Revenue at MarineMax declined in the third quarter from $345.6 million in 2016 to $329.8 million this year, with same-store sales decreasing 10 percent after 44 percent growth last year.
The company cited softness in larger product categories and a delayed buying season in the Northeast because of unseasonal weather as causes for the declines and lowered its annual earnings expectations for earnings per diluted share to be in the range of 97 cents to $1.02 for fiscal 2017, from $1.14 to $1.24.
Primarily because of the strength of product margins and a rise in the company’s traditionally higher-margin businesses, gross margin increased 290 basis points in the quarter.
Net income was $14.2 million, or 57 cents a diluted share, compared with $13.8 million, or 56 cents a share, in the quarter last year.
“We are pleased with our team’s ability to drive unit sales growth and strong gross margin expansion during the important June quarter,” MarineMax chairman and CEO William McGill said in a statement.
“Reports of industry softness in larger product categories, combined with delayed sales due to unseasonal Northeast weather, dampened our overall revenue and therefore earnings in the quarter,” McGill said.
“We believe the revenue impact from these challenges will be made up in the future as the underlying trends in the industry are healthy, as evidenced by our ability to grow units on a comparable basis and meaningfully increase gross margins in the quarter,” he said. “Our product portfolio, new innovative models and customer-centric approach continues to resonate well with consumers.”
Revenue increased 12 percent, to $801.7 million, for the nine-month period that ended June 30, compared with $714.7 million for the comparable period last year.

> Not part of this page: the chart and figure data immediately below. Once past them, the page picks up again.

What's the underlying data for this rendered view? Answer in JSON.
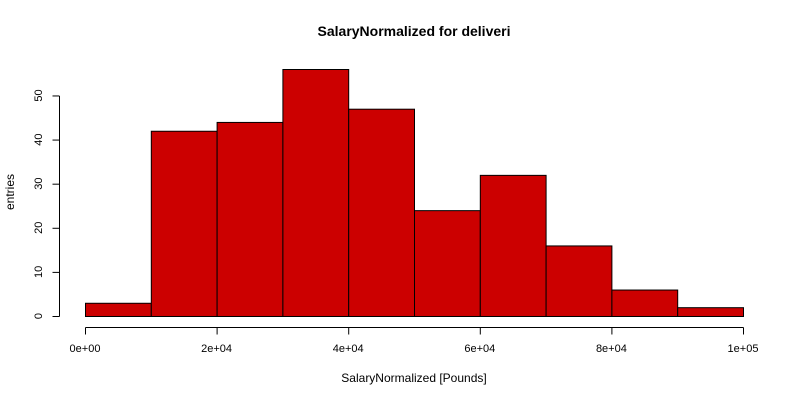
{
  "chart_data": {
    "type": "bar",
    "title": "SalaryNormalized for deliveri",
    "xlabel": "SalaryNormalized [Pounds]",
    "ylabel": "entries",
    "bin_edges": [
      0,
      10000,
      20000,
      30000,
      40000,
      50000,
      60000,
      70000,
      80000,
      90000,
      100000
    ],
    "values": [
      3,
      42,
      44,
      56,
      47,
      24,
      32,
      16,
      6,
      2
    ],
    "xlim": [
      0,
      100000
    ],
    "ylim": [
      0,
      56
    ],
    "x_ticks": [
      0,
      20000,
      40000,
      60000,
      80000,
      100000
    ],
    "x_tick_labels": [
      "0e+00",
      "2e+04",
      "4e+04",
      "6e+04",
      "8e+04",
      "1e+05"
    ],
    "y_ticks": [
      0,
      10,
      20,
      30,
      40,
      50
    ],
    "y_tick_labels": [
      "0",
      "10",
      "20",
      "30",
      "40",
      "50"
    ],
    "bar_color": "#cc0000",
    "grid": false,
    "legend": "none"
  }
}
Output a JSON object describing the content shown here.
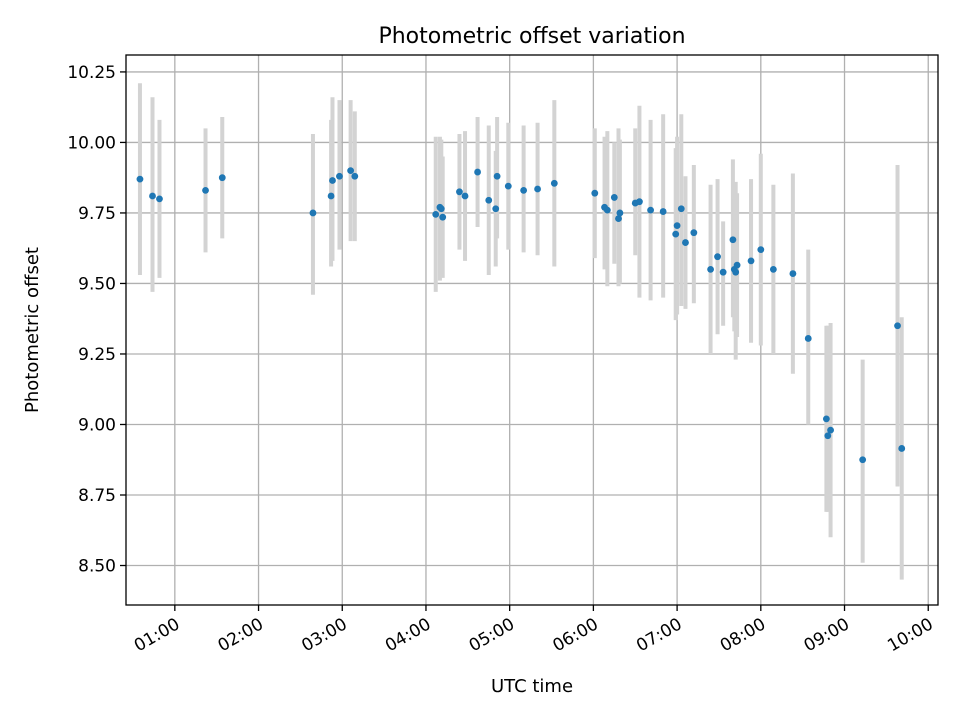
{
  "chart_data": {
    "type": "scatter",
    "title": "Photometric offset variation",
    "xlabel": "UTC time",
    "ylabel": "Photometric offset",
    "grid": true,
    "xlim": [
      "00:25",
      "10:07"
    ],
    "ylim": [
      8.36,
      10.31
    ],
    "x_ticks": [
      "01:00",
      "02:00",
      "03:00",
      "04:00",
      "05:00",
      "06:00",
      "07:00",
      "08:00",
      "09:00",
      "10:00"
    ],
    "y_ticks": [
      "8.50",
      "8.75",
      "9.00",
      "9.25",
      "9.50",
      "9.75",
      "10.00",
      "10.25"
    ],
    "colors": {
      "points": "#1f77b4",
      "error_bars": "#d3d3d3",
      "grid": "#b0b0b0"
    },
    "series": [
      {
        "x": [
          "00:35",
          "00:44",
          "00:49",
          "01:22",
          "01:34",
          "02:39",
          "02:52",
          "02:53",
          "02:58",
          "03:06",
          "03:09",
          "04:07",
          "04:10",
          "04:11",
          "04:12",
          "04:24",
          "04:28",
          "04:37",
          "04:45",
          "04:50",
          "04:51",
          "04:59",
          "05:10",
          "05:20",
          "05:32",
          "06:01",
          "06:08",
          "06:10",
          "06:15",
          "06:18",
          "06:19",
          "06:30",
          "06:33",
          "06:41",
          "06:50",
          "06:59",
          "07:00",
          "07:03",
          "07:06",
          "07:12",
          "07:24",
          "07:29",
          "07:33",
          "07:40",
          "07:41",
          "07:42",
          "07:43",
          "07:53",
          "08:00",
          "08:09",
          "08:23",
          "08:34",
          "08:47",
          "08:48",
          "08:50",
          "09:13",
          "09:38",
          "09:41"
        ],
        "y": [
          9.87,
          9.81,
          9.8,
          9.83,
          9.875,
          9.75,
          9.81,
          9.865,
          9.88,
          9.9,
          9.88,
          9.745,
          9.77,
          9.765,
          9.735,
          9.825,
          9.81,
          9.895,
          9.795,
          9.765,
          9.88,
          9.845,
          9.83,
          9.835,
          9.855,
          9.82,
          9.77,
          9.76,
          9.805,
          9.73,
          9.75,
          9.785,
          9.79,
          9.76,
          9.755,
          9.675,
          9.705,
          9.765,
          9.645,
          9.68,
          9.55,
          9.595,
          9.54,
          9.655,
          9.55,
          9.54,
          9.565,
          9.58,
          9.62,
          9.55,
          9.535,
          9.305,
          9.02,
          8.96,
          8.98,
          8.875,
          9.35,
          8.915
        ],
        "yerr_low": [
          9.53,
          9.47,
          9.52,
          9.61,
          9.66,
          9.46,
          9.56,
          9.58,
          9.62,
          9.65,
          9.65,
          9.47,
          9.51,
          9.6,
          9.52,
          9.62,
          9.58,
          9.7,
          9.53,
          9.56,
          9.66,
          9.62,
          9.61,
          9.6,
          9.56,
          9.59,
          9.55,
          9.49,
          9.57,
          9.49,
          9.5,
          9.6,
          9.45,
          9.44,
          9.45,
          9.37,
          9.39,
          9.42,
          9.41,
          9.43,
          9.25,
          9.32,
          9.35,
          9.38,
          9.33,
          9.23,
          9.31,
          9.29,
          9.28,
          9.25,
          9.18,
          9.0,
          8.69,
          8.69,
          8.6,
          8.51,
          8.78,
          8.45
        ],
        "yerr_high": [
          10.21,
          10.16,
          10.08,
          10.05,
          10.09,
          10.03,
          10.08,
          10.16,
          10.15,
          10.15,
          10.11,
          10.02,
          10.02,
          10.01,
          9.95,
          10.03,
          10.04,
          10.09,
          10.06,
          9.97,
          10.09,
          10.07,
          10.06,
          10.07,
          10.15,
          10.05,
          10.02,
          10.04,
          10.0,
          10.05,
          10.01,
          10.05,
          10.13,
          10.08,
          10.1,
          9.98,
          10.02,
          10.1,
          9.88,
          9.92,
          9.85,
          9.87,
          9.72,
          9.94,
          9.8,
          9.86,
          9.82,
          9.87,
          9.96,
          9.85,
          9.89,
          9.62,
          9.35,
          9.35,
          9.36,
          9.23,
          9.92,
          9.38
        ]
      }
    ]
  }
}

Same-store sales grew about 6 percent on top of 25 percent growth for the comparable period last year.
Net income for the nine-month period was $19.6 million, or 78 cents a diluted share, up 13 percent from $17 million, or 69 cents a share, for the comparable period last year.
“We remain confident in our ability to deliver industry-leading results,” McGill said. “Fundamentally the demand for the boating lifestyle remains strong and our long-term outlook for the industry is intact. With our capital-rich balance sheet, healthy inventory levels, premium brands and strong team, we are well-positioned to drive earnings and cash flows while taking advantage of opportunities that may arise.”